As I flew home I continued to think of this letter, and I continued to cast it against the resentment that I feel towards the season. I thought of loading freight the previous morning amidst one of the season's first snow squalls. Everyone became plastered with snow on their "windward" sides, and the pavement turned slushy. The visibility dropped so low that Rochester was reduced to a one-runway airport.

I guess that I would feel different about the season if I could look out the window and decide which job... if any... I would do that day. The business of aviation is all about time, and lost time is the same as lost money. Much like the guys who climb the electric poles after a winter storm, or the guys who have to go down into muddy holes to repair bursted water mains, I have to be out in the middle of the weather. I can surrender to it, but only after getting cold and wet, or by scaring myself half-to-death trying to make a go of it. Even then, the job waits only until the weather starts to change for the better.

It took me many years to understand that winter is a time for young folks. The things which once were refreshing challenges are now uncomfortable chores. Winter was finally stricken from my list of fun things when I started flying a schedule. To summarize briefly, any time that the weather sticks to the airplane, flight becomes a lot less fun and a lot more work.

I think it is time to re-examine my attitude towards winter. The weather will come and it will go. There will be bad days, but worrying about them will only extend the miseries they cast upon me.

This winter, like the others that have come before it, will also pass. There will be plenty of discomfort and annoyance which will be forgotten quickly, and a few flights which will be "really interesting". There will be plenty of flights, even weeks at a time, which pose no challenges. There is no sense to letting a few bad days spoil half our year.

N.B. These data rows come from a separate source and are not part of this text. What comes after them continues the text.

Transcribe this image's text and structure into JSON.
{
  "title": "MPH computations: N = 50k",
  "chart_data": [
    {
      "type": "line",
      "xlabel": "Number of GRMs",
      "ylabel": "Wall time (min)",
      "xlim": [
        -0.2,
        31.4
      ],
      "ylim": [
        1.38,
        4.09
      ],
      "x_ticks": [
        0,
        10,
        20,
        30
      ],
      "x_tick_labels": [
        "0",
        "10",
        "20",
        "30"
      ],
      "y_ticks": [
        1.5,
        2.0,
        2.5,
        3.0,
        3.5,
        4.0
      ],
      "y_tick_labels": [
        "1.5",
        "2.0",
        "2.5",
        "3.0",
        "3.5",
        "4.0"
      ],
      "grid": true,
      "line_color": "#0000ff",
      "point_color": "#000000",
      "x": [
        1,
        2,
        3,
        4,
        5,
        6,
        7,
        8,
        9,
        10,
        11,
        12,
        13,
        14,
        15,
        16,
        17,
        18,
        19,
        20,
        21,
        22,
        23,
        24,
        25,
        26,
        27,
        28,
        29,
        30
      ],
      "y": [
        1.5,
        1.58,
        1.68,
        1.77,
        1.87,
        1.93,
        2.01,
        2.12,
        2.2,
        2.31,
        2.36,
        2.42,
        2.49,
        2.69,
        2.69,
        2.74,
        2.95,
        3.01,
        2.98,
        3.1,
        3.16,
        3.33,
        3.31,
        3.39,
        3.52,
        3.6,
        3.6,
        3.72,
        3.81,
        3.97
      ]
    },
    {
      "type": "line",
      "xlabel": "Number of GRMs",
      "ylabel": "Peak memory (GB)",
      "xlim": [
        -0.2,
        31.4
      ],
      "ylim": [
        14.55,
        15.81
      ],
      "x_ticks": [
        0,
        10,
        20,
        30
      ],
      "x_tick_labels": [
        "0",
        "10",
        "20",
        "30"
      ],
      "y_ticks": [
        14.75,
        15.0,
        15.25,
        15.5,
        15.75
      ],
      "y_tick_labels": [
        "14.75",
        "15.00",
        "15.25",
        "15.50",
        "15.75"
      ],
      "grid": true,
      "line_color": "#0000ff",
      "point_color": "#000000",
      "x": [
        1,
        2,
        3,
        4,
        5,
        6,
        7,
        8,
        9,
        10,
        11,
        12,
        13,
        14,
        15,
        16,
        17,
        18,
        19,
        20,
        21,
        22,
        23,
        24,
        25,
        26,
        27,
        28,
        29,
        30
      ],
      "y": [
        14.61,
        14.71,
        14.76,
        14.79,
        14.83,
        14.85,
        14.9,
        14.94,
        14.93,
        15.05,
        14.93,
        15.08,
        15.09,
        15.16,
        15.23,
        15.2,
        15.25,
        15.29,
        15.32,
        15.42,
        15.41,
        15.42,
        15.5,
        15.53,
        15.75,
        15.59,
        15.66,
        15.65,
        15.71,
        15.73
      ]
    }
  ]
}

I promise to admire the artful swirl that the wind puts into the snow that it carries, and to admire the tall drifts that it leaves behind. I will marvel at the shimmer of icicles and at the sparkle of ice covered trees on a bright hillside at dawn. I will even marvel at the colored lights that reach up through the snow, as the plane approaches for landing. I promise to spend dark cold nights and snowy days in my workshop, and to remind myself that I am enjoying the slow time that seemed so attractive all last summer.

The letter concluded with an inspiring first step for us folks who have trouble with winter: "Yes it is dark, but that only makes the Christmas lights shine more brightly".